FDA Warning: Ziprasidone Associated with DRESS Syndrome

Ziprasidone pharmacodynamics: a schematic representation of its most relevant affinities.

Ziprasidone pharmacodynamics: a schematic representation of its most relevant affinities.

The FDA has issued a warning (December 11, 2014) that the second generation antipsychotic ziprasidone (Geodon and others) is associated with a rare but serious skin condition known as Drug Reaction with Eosinophilia (DRESS)and Systemic Symptoms .

Excerpts from the FDA website:

A new warning has been added to the Geodon drug label to describe the serious condition known as Drug Reaction with Eosinophilia and Systemic Symptoms (DRESS). Patients who have a fever with a rash and/or swollen lymph glands should seek urgent medical care. Health care professionals should immediately stop treatment with ziprasidone if DRESS is suspected.

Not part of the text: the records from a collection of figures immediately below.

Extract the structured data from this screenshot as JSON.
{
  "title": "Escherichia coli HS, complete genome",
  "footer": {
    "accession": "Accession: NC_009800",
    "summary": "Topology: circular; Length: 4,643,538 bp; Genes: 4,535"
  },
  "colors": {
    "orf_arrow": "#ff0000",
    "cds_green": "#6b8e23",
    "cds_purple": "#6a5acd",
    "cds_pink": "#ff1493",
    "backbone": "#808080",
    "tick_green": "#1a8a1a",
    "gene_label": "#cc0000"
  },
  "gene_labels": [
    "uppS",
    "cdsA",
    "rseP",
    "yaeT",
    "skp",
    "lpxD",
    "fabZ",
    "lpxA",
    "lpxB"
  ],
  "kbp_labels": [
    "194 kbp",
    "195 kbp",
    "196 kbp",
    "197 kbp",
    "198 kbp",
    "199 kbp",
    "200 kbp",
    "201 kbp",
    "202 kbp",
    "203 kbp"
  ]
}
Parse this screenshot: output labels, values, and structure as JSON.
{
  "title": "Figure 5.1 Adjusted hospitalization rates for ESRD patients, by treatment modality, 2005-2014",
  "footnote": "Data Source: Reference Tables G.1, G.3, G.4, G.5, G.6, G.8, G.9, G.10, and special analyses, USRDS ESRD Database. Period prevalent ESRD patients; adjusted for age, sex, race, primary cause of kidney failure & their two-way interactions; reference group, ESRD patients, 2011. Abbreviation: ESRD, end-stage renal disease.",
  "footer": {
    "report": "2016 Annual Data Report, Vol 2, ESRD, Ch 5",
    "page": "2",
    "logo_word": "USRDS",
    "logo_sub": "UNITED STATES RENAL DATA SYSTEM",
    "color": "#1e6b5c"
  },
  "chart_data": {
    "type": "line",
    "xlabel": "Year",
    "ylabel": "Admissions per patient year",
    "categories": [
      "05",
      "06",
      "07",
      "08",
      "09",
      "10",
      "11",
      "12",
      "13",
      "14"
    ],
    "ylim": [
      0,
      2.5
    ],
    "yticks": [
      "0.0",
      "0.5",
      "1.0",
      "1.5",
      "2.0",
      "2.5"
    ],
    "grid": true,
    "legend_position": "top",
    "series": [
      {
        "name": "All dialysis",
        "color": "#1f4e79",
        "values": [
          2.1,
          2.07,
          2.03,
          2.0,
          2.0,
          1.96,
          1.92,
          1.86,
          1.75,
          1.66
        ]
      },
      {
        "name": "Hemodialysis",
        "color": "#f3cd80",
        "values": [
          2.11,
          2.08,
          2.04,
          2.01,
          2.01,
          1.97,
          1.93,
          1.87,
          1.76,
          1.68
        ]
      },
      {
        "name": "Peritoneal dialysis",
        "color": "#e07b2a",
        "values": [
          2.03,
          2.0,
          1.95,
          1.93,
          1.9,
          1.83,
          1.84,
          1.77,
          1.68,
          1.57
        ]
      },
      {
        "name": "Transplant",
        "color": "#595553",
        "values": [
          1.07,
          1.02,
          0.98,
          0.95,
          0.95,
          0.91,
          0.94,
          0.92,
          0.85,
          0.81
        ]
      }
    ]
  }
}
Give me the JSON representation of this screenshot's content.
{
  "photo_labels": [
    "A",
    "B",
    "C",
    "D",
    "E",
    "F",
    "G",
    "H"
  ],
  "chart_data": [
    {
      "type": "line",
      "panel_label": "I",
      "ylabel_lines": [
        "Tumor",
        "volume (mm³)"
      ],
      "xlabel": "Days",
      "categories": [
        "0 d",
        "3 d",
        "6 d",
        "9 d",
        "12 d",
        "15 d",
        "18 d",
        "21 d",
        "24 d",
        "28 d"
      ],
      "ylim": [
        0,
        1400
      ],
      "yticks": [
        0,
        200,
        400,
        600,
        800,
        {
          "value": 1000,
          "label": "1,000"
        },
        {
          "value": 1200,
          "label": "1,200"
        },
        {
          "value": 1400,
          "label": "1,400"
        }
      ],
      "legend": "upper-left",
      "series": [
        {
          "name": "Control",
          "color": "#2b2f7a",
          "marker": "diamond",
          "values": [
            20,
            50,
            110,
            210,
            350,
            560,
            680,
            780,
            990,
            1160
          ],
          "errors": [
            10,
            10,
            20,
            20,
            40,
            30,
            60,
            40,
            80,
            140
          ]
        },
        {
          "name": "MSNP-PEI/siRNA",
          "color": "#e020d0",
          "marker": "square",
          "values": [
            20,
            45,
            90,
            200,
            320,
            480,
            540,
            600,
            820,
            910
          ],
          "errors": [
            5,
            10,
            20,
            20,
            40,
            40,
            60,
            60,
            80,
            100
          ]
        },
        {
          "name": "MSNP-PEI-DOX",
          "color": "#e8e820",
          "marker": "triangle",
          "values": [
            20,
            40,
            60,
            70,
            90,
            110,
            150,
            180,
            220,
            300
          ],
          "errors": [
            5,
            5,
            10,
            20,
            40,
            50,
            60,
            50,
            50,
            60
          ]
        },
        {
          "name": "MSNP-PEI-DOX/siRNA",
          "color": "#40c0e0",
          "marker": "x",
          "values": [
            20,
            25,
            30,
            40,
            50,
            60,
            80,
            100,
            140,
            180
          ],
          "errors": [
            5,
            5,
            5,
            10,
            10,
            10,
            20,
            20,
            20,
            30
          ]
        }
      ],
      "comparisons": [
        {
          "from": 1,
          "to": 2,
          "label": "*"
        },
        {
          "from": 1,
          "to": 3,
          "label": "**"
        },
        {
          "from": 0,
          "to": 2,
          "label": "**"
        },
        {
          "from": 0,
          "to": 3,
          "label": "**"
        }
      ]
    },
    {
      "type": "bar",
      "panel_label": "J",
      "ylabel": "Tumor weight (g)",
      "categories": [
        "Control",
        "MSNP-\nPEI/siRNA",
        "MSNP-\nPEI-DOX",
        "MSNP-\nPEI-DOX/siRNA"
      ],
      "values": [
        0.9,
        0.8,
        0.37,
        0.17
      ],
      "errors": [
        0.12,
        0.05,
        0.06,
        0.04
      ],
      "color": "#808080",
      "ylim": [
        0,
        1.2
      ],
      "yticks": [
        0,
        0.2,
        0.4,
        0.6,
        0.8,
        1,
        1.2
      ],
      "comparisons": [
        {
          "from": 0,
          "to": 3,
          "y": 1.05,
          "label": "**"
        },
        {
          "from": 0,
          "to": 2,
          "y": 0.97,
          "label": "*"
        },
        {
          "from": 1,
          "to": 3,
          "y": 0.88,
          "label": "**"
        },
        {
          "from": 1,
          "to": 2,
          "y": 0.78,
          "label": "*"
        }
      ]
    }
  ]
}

DRESS may start as a rash that can spread to all parts of the body. It can include fever, swollen lymph nodes, and inflammation of organs such as the liver, kidney, lungs, heart, or pancreas. DRESS also causes a higher-than-normal number of a particular type of white blood cell called eosinophils in the blood. DRESS can lead to death.
FDA reviewed information from six patients in whom the signs and symptoms of DRESS appeared between 11 and 30 days after ziprasidone treatment was started. None of these patients died (see DataSummary).

Based on this information, FDA required the manufacturer of Geodon to add a new warning for DRESS to the Warnings and Precautions section of the drug labels for the capsule, oral suspension,
and injection formulations.

Information for healthcare professionals

  • Make sure your patients know that rash may occur with ziprasidone treatment and may progress to Drug Reaction with Eosinophilia and Systemic Symptoms (DRESS).
  • Explain the signs and symptoms of severe skin reactions to your patients and tell them when to seek immediate care.
  • DRESS consists of three or more of the following:
    • cutaneous reaction (such as rash or exfoliative dermatitis)
    • eosinophilia
    • fever
    • lymphadenopathy, and
    • one or more systemic complications such as hepatitis, nephritis, pneumonitis, myocarditis, pericarditis, and pancreatitis.
  • If DRESS is suspected, ziprasidone treatment should be stopped immediately.
  • Report adverse reactions involving ziprasidone to the FDA MedWatch program

Data summary

FDA reviewed six worldwide cases of Drug Reaction with Eosinophilia and Systemic Symptoms (DRESS) associated with ziprasidone use and reported to the FDA Adverse Event Reporting System (FAERS).

The six cases were temporally associated with ziprasidone, with a time to onset of symptoms from 11 days to one month after ziprasidone initiation. In three cases, a recurrence of symptoms was reported following the discontinuation and re-initiation of ziprasidone, with a faster time to onset following the re-initiation. Three of the cases reported concomitant use of drugs associated with DRESS. The cases reported serious outcomes, including hospitalization. There were no cases reporting death. The FAERS cases support an association between ziprasidone and the development of DRESS because of the consistency of the case characteristics to the signs and symptoms of DRESS, the temporal relationship between ziprasidone initiation and the onset of symptoms, and reported cases of positive re-challenge.

Although there were no fatalities among the reported cases, DRESS is a potentially fatal drug reaction with a mortality rate of up to 10%.2 The pathogenesis of DRESS is unclear; however, it is thought to be the result of a combination of genetic and immunologic factors, such as detoxification defects in the drug metabolism pathway, resulting in toxic metabolite formation and an immune response. Reactivation of viral infections (herpes virus [HHV-6, HHV-7] or Epstein-Barr Virus [EBV]) may also play a role by inducing or amplifying the immune reaction. There is currently no specific treatment for DRESS. The keys to managing DRESS are early recognition of the syndrome, discontinuation of the offending agent as soon as possible, and supportive care. Treatment with systemic corticosteroids should be considered in cases with extensive organ involvement.